The code enters a loop where it sleeps for 1 second. It then uses a lock statement to lock the form. That doesn’t do anything to the form; it just makes an entry somewhere that means, “No one else can lock this object (the form) until I unlock it.” The locked form is used to prevent two threads from doing something at the same time in a way that would interfere with each other. In this example, the lock prevents two threads from trying to read and update the form’s Value variable at the same time.

For example, suppose Value is initially 100. Now one thread increments Value to 101 and then another thread takes control of the CPU. The second thread increments Value to 102. Next the second thread displays Value (I’ll explain that in a moment) and goes to sleep. At that point the first thread resumes and displays Value. At this point Value is 102 so this thread also displays the value 102. In this example, both threads display the value 102 and neither displays the value 101.

This situation where the exact order of operation by multiple threads changes the outcome is called a “race condition.” Basically each thread is racing to execute its own code and the result depends on the winner. Race conditions can be extremely hard to debug because the outcome depends on the exact order in which the threads execute and that can change every time you run the code. You can run the code a million times successfully before the threads happen to execute in exactly the right sequence to cause a problem.

Locking the form means that a thread will not be interrupted by another thread while it is incrementing and displaying the value.

It doesn’t matter what object you use to make the lock as long as all of the threads use the same object. The form just happens to be handy because every thread has a reference to it.

After obtaining the lock, the code increments the form’s Value variable. It then calls the form’s predefined InvokeRequired method to see if it must use invoke to call the form’s methods. InvokeRequired returns true if the executing code (in the Counter class) is not in the same thread as the form. (The UI thread.) In this example we know that this is the case (the Counter is definitely running in a non-UI thread) so we don’t really need to make this check because we know it will always be true. This example only does it to show how you can do this in more complicated situations.

If InvokeRequires is true (and it always is in this example), the code makes an array of arguments to pass to the form’s DisplayValue method. It then uses the form’s Invoke method to call the DisplayValue method stored in the delegate variable, passing it the array holding the string parameter. The Invoke method then executes DisplayValue on the UI thread.
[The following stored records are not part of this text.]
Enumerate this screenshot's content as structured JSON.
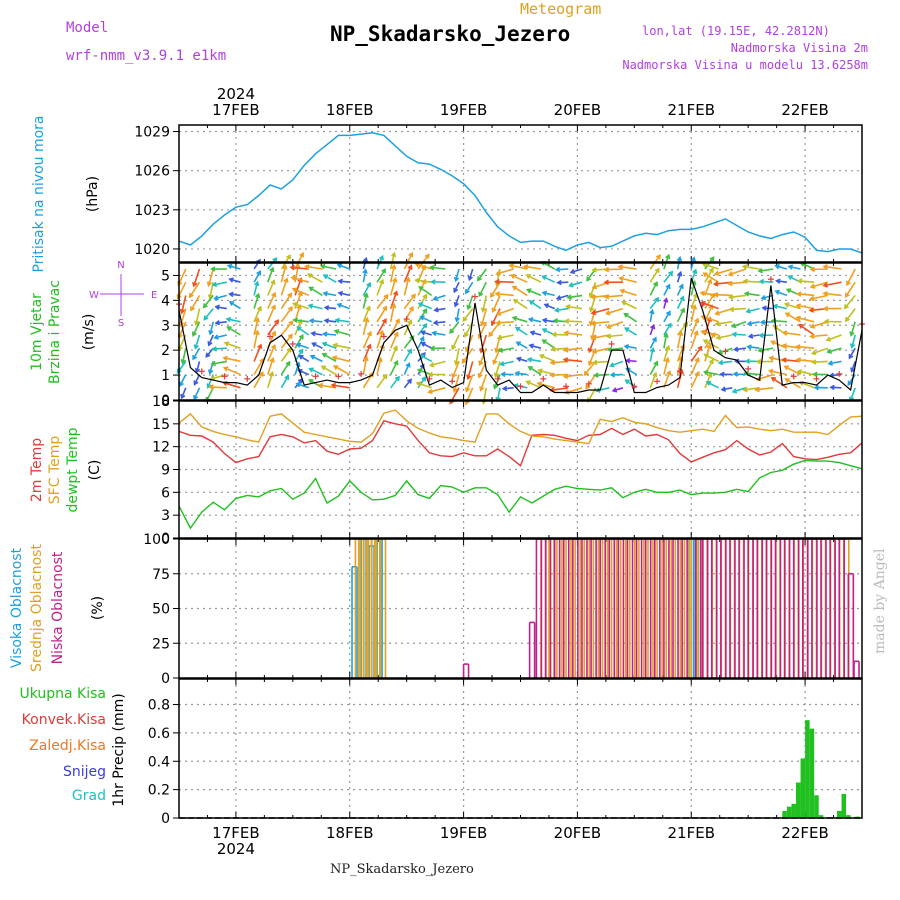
{
  "header": {
    "model_label": "Model",
    "model_name": "wrf-nmm_v3.9.1  e1km",
    "product": "Meteogram",
    "station": "NP_Skadarsko_Jezero",
    "lonlat": "lon,lat (19.15E, 42.2812N)",
    "altitude": "Nadmorska Visina 2m",
    "model_altitude": "Nadmorska Visina u modelu 13.6258m"
  },
  "footer": {
    "station": "NP_Skadarsko_Jezero",
    "credit": "made by Angel"
  },
  "colors": {
    "pressure": "#1ea0e0",
    "wind_speed": "#000000",
    "temp2m": "#e03a3a",
    "sfc_temp": "#e0a020",
    "dewpoint": "#20c020",
    "cloud_high": "#1ea0e0",
    "cloud_mid": "#e0a020",
    "cloud_low": "#c0208a",
    "precip_total": "#20c020",
    "label_green": "#20c020",
    "label_red": "#e03a3a",
    "label_orange": "#f07820",
    "label_snow": "#3a3ae0",
    "label_hail": "#20c0c0",
    "header_purple": "#b040e0"
  },
  "chart_data": [
    {
      "type": "line",
      "panel": "pressure",
      "title": "Pritisak na nivou mora",
      "ylabel": "(hPa)",
      "x_ticks": [
        "17FEB",
        "18FEB",
        "19FEB",
        "20FEB",
        "21FEB",
        "22FEB"
      ],
      "x_top_year": "2024",
      "xlim_days": [
        16.5,
        22.5
      ],
      "ylim": [
        1019.0,
        1029.5
      ],
      "y_ticks": [
        1020,
        1023,
        1026,
        1029
      ],
      "series": [
        {
          "x": [
            16.5,
            16.6,
            16.7,
            16.8,
            16.9,
            17.0,
            17.1,
            17.2,
            17.3,
            17.4,
            17.5,
            17.6,
            17.7,
            17.8,
            17.9,
            18.0,
            18.1,
            18.2,
            18.3,
            18.4,
            18.5,
            18.6,
            18.7,
            18.8,
            18.9,
            19.0,
            19.1,
            19.2,
            19.3,
            19.4,
            19.5,
            19.6,
            19.7,
            19.8,
            19.9,
            20.0,
            20.1,
            20.2,
            20.3,
            20.4,
            20.5,
            20.6,
            20.7,
            20.8,
            20.9,
            21.0,
            21.1,
            21.2,
            21.3,
            21.4,
            21.5,
            21.6,
            21.7,
            21.8,
            21.9,
            22.0,
            22.1,
            22.2,
            22.3,
            22.4,
            22.5
          ],
          "values": [
            1020.6,
            1020.3,
            1021.0,
            1021.9,
            1022.6,
            1023.2,
            1023.4,
            1024.1,
            1024.9,
            1024.6,
            1025.3,
            1026.4,
            1027.3,
            1028.0,
            1028.7,
            1028.7,
            1028.8,
            1028.9,
            1028.7,
            1027.9,
            1027.1,
            1026.6,
            1026.5,
            1026.1,
            1025.6,
            1025.0,
            1024.1,
            1022.8,
            1021.7,
            1021.0,
            1020.5,
            1020.6,
            1020.6,
            1020.2,
            1019.9,
            1020.3,
            1020.5,
            1020.1,
            1020.2,
            1020.6,
            1021.0,
            1021.2,
            1021.1,
            1021.4,
            1021.5,
            1021.5,
            1021.7,
            1022.0,
            1022.3,
            1021.8,
            1021.3,
            1021.0,
            1020.8,
            1021.1,
            1021.3,
            1020.9,
            1019.9,
            1019.8,
            1020.0,
            1020.0,
            1019.7
          ]
        }
      ]
    },
    {
      "type": "line",
      "panel": "wind",
      "title": "10m Vjetar Brzina i Pravac",
      "ylabel": "(m/s)",
      "compass": {
        "n": "N",
        "s": "S",
        "e": "E",
        "w": "W"
      },
      "ylim": [
        0,
        5.5
      ],
      "y_ticks": [
        0,
        1,
        2,
        3,
        4,
        5
      ],
      "series": [
        {
          "name": "speed",
          "x": [
            16.5,
            16.6,
            16.7,
            16.8,
            16.9,
            17.0,
            17.1,
            17.2,
            17.3,
            17.4,
            17.5,
            17.6,
            17.7,
            17.8,
            17.9,
            18.0,
            18.1,
            18.2,
            18.3,
            18.4,
            18.5,
            18.6,
            18.7,
            18.8,
            18.9,
            19.0,
            19.1,
            19.2,
            19.3,
            19.4,
            19.5,
            19.6,
            19.7,
            19.8,
            19.9,
            20.0,
            20.1,
            20.2,
            20.3,
            20.4,
            20.5,
            20.6,
            20.7,
            20.8,
            20.9,
            21.0,
            21.1,
            21.2,
            21.3,
            21.4,
            21.5,
            21.6,
            21.7,
            21.8,
            21.9,
            22.0,
            22.1,
            22.2,
            22.3,
            22.4,
            22.5
          ],
          "values": [
            3.6,
            1.3,
            0.9,
            0.8,
            0.7,
            0.7,
            0.6,
            1.0,
            2.3,
            2.6,
            2.0,
            0.6,
            0.7,
            0.8,
            0.7,
            0.7,
            0.8,
            1.0,
            2.3,
            2.8,
            3.0,
            2.0,
            0.6,
            0.8,
            0.5,
            0.7,
            3.9,
            1.2,
            0.6,
            0.8,
            0.3,
            0.3,
            0.6,
            0.3,
            0.3,
            0.3,
            0.4,
            0.4,
            2.0,
            2.0,
            0.3,
            0.3,
            0.5,
            0.6,
            0.9,
            4.9,
            3.6,
            2.0,
            1.7,
            1.6,
            1.0,
            0.8,
            4.6,
            0.6,
            0.7,
            0.7,
            0.6,
            1.0,
            0.8,
            0.4,
            2.8
          ]
        }
      ]
    },
    {
      "type": "line",
      "panel": "temperature",
      "series_labels": [
        "2m Temp",
        "SFC Temp",
        "dewpt Temp"
      ],
      "ylabel": "(C)",
      "ylim": [
        0,
        18
      ],
      "y_ticks": [
        0,
        3,
        6,
        9,
        12,
        15,
        18
      ],
      "series": [
        {
          "name": "2m Temp",
          "x": [
            16.5,
            16.6,
            16.7,
            16.8,
            16.9,
            17.0,
            17.1,
            17.2,
            17.3,
            17.4,
            17.5,
            17.6,
            17.7,
            17.8,
            17.9,
            18.0,
            18.1,
            18.2,
            18.3,
            18.4,
            18.5,
            18.6,
            18.7,
            18.8,
            18.9,
            19.0,
            19.1,
            19.2,
            19.3,
            19.4,
            19.5,
            19.6,
            19.7,
            19.8,
            19.9,
            20.0,
            20.1,
            20.2,
            20.3,
            20.4,
            20.5,
            20.6,
            20.7,
            20.8,
            20.9,
            21.0,
            21.1,
            21.2,
            21.3,
            21.4,
            21.5,
            21.6,
            21.7,
            21.8,
            21.9,
            22.0,
            22.1,
            22.2,
            22.3,
            22.4,
            22.5
          ],
          "values": [
            14.0,
            13.5,
            13.4,
            12.6,
            11.1,
            9.9,
            10.4,
            10.7,
            13.3,
            13.6,
            13.3,
            12.5,
            12.8,
            11.4,
            11.0,
            11.7,
            11.8,
            12.8,
            15.4,
            15.0,
            14.7,
            12.8,
            11.2,
            10.8,
            10.7,
            11.2,
            10.8,
            10.8,
            11.7,
            10.7,
            9.5,
            13.5,
            13.6,
            13.5,
            13.1,
            12.8,
            13.5,
            13.6,
            14.4,
            13.6,
            14.3,
            13.4,
            13.6,
            12.9,
            11.1,
            10.0,
            10.6,
            11.2,
            11.6,
            12.8,
            11.7,
            10.9,
            11.3,
            12.4,
            10.7,
            10.4,
            10.3,
            10.6,
            11.0,
            11.2,
            12.5
          ]
        },
        {
          "name": "SFC Temp",
          "x": [
            16.5,
            16.6,
            16.7,
            16.8,
            16.9,
            17.0,
            17.1,
            17.2,
            17.3,
            17.4,
            17.5,
            17.6,
            17.7,
            17.8,
            17.9,
            18.0,
            18.1,
            18.2,
            18.3,
            18.4,
            18.5,
            18.6,
            18.7,
            18.8,
            18.9,
            19.0,
            19.1,
            19.2,
            19.3,
            19.4,
            19.5,
            19.6,
            19.7,
            19.8,
            19.9,
            20.0,
            20.1,
            20.2,
            20.3,
            20.4,
            20.5,
            20.6,
            20.7,
            20.8,
            20.9,
            21.0,
            21.1,
            21.2,
            21.3,
            21.4,
            21.5,
            21.6,
            21.7,
            21.8,
            21.9,
            22.0,
            22.1,
            22.2,
            22.3,
            22.4,
            22.5
          ],
          "values": [
            15.1,
            16.3,
            14.6,
            14.0,
            13.6,
            13.3,
            12.9,
            12.6,
            16.0,
            16.3,
            15.1,
            13.9,
            13.6,
            13.3,
            13.0,
            12.7,
            12.6,
            13.7,
            16.4,
            16.8,
            15.4,
            14.4,
            13.8,
            13.3,
            13.1,
            12.8,
            12.6,
            16.3,
            16.3,
            15.0,
            14.0,
            13.4,
            13.3,
            13.0,
            12.8,
            12.6,
            12.4,
            15.6,
            15.3,
            15.8,
            15.2,
            15.0,
            14.5,
            14.1,
            13.9,
            14.1,
            14.3,
            14.0,
            16.1,
            14.5,
            14.6,
            14.3,
            14.1,
            14.3,
            13.9,
            13.9,
            13.9,
            13.6,
            14.8,
            15.9,
            16.0
          ]
        },
        {
          "name": "dewpt Temp",
          "x": [
            16.5,
            16.6,
            16.7,
            16.8,
            16.9,
            17.0,
            17.1,
            17.2,
            17.3,
            17.4,
            17.5,
            17.6,
            17.7,
            17.8,
            17.9,
            18.0,
            18.1,
            18.2,
            18.3,
            18.4,
            18.5,
            18.6,
            18.7,
            18.8,
            18.9,
            19.0,
            19.1,
            19.2,
            19.3,
            19.4,
            19.5,
            19.6,
            19.7,
            19.8,
            19.9,
            20.0,
            20.1,
            20.2,
            20.3,
            20.4,
            20.5,
            20.6,
            20.7,
            20.8,
            20.9,
            21.0,
            21.1,
            21.2,
            21.3,
            21.4,
            21.5,
            21.6,
            21.7,
            21.8,
            21.9,
            22.0,
            22.1,
            22.2,
            22.3,
            22.4,
            22.5
          ],
          "values": [
            4.2,
            1.3,
            3.4,
            4.7,
            3.7,
            5.2,
            5.6,
            5.4,
            6.2,
            6.5,
            5.1,
            5.9,
            7.8,
            4.6,
            5.5,
            7.5,
            6.0,
            5.0,
            5.1,
            5.6,
            7.5,
            5.7,
            5.2,
            6.9,
            6.7,
            6.0,
            6.6,
            6.6,
            5.7,
            3.4,
            5.4,
            4.6,
            5.5,
            6.4,
            6.8,
            6.5,
            6.4,
            6.3,
            6.6,
            5.3,
            6.0,
            6.4,
            6.0,
            6.0,
            6.3,
            5.7,
            5.9,
            5.9,
            6.0,
            6.4,
            6.1,
            7.9,
            8.6,
            8.9,
            9.7,
            10.2,
            10.1,
            10.1,
            9.9,
            9.5,
            9.1
          ]
        }
      ]
    },
    {
      "type": "bar",
      "panel": "cloudiness",
      "series_labels": [
        "Visoka Oblacnost",
        "Srednja Oblacnost",
        "Niska Oblacnost"
      ],
      "ylabel": "(%)",
      "ylim": [
        0,
        100
      ],
      "y_ticks": [
        0,
        25,
        50,
        75,
        100
      ],
      "series": [
        {
          "name": "Visoka Oblacnost",
          "x": [
            18.02,
            18.1,
            18.17,
            18.24,
            20.98,
            21.02
          ],
          "values": [
            80,
            100,
            95,
            100,
            100,
            100
          ]
        },
        {
          "name": "Srednja Oblacnost",
          "x": [
            18.05,
            18.08,
            18.12,
            18.15,
            18.19,
            18.22,
            18.27,
            19.68,
            19.75,
            19.82,
            19.9,
            19.98,
            20.06,
            20.14,
            20.22,
            20.3,
            20.38,
            20.46,
            20.54,
            20.62,
            20.7,
            20.78,
            20.86,
            20.94,
            21.0,
            21.06,
            21.14,
            21.22,
            21.3,
            21.38,
            21.46,
            21.54,
            21.62,
            21.7,
            21.78,
            21.86,
            21.94,
            22.02,
            22.1,
            22.18,
            22.26,
            22.34
          ],
          "values": [
            100,
            100,
            100,
            100,
            100,
            100,
            100,
            100,
            100,
            100,
            100,
            100,
            100,
            100,
            100,
            100,
            100,
            100,
            100,
            100,
            100,
            100,
            100,
            100,
            100,
            100,
            100,
            100,
            100,
            100,
            100,
            100,
            100,
            100,
            100,
            100,
            100,
            100,
            100,
            100,
            100,
            100
          ]
        },
        {
          "name": "Niska Oblacnost",
          "x": [
            19.0,
            19.58,
            19.64,
            19.72,
            19.8,
            19.88,
            19.96,
            20.04,
            20.12,
            20.2,
            20.28,
            20.36,
            20.44,
            20.52,
            20.6,
            20.68,
            20.76,
            20.84,
            20.92,
            21.04,
            21.1,
            21.18,
            21.26,
            21.34,
            21.42,
            21.5,
            21.58,
            21.66,
            21.74,
            21.82,
            21.9,
            21.98,
            22.06,
            22.14,
            22.22,
            22.3,
            22.38,
            22.43
          ],
          "values": [
            10,
            40,
            100,
            100,
            100,
            100,
            100,
            100,
            100,
            100,
            100,
            100,
            100,
            100,
            100,
            100,
            100,
            100,
            100,
            100,
            100,
            100,
            100,
            100,
            100,
            100,
            100,
            100,
            100,
            100,
            100,
            100,
            100,
            100,
            100,
            100,
            75,
            12
          ]
        }
      ]
    },
    {
      "type": "bar",
      "panel": "precipitation",
      "series_labels": [
        "Ukupna  Kisa",
        "Konvek.Kisa",
        "Zaledj.Kisa",
        "Snijeg",
        "Grad"
      ],
      "ylabel": "1hr Precip (mm)",
      "ylim": [
        0,
        0.98
      ],
      "y_ticks": [
        0,
        0.2,
        0.4,
        0.6,
        0.8
      ],
      "x_ticks": [
        "17FEB",
        "18FEB",
        "19FEB",
        "20FEB",
        "21FEB",
        "22FEB"
      ],
      "x_bottom_year": "2024",
      "series": [
        {
          "name": "Ukupna  Kisa",
          "x": [
            21.82,
            21.86,
            21.9,
            21.94,
            21.98,
            22.02,
            22.06,
            22.1,
            22.14,
            22.3,
            22.34,
            22.38,
            22.42,
            22.46
          ],
          "values": [
            0.05,
            0.08,
            0.1,
            0.25,
            0.42,
            0.69,
            0.63,
            0.16,
            0.02,
            0.05,
            0.17,
            0.02,
            0.0,
            0.01
          ]
        }
      ]
    }
  ]
}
Whew! An exhausting way to simply add a string to a ListBox.

To summarize:

  • The thread cannot directly add items to the ListBox because it is not the UI thread.
  • The thread calls InvokeRequired to see if it must use Invoke to manipulate the form’s controls.
  • The thread uses Invoke to call the form’s DisplayValue method.
  • The thread uses a lock to make sure it’s the only thread that has access to the form’s Value variable while it increments and displays it.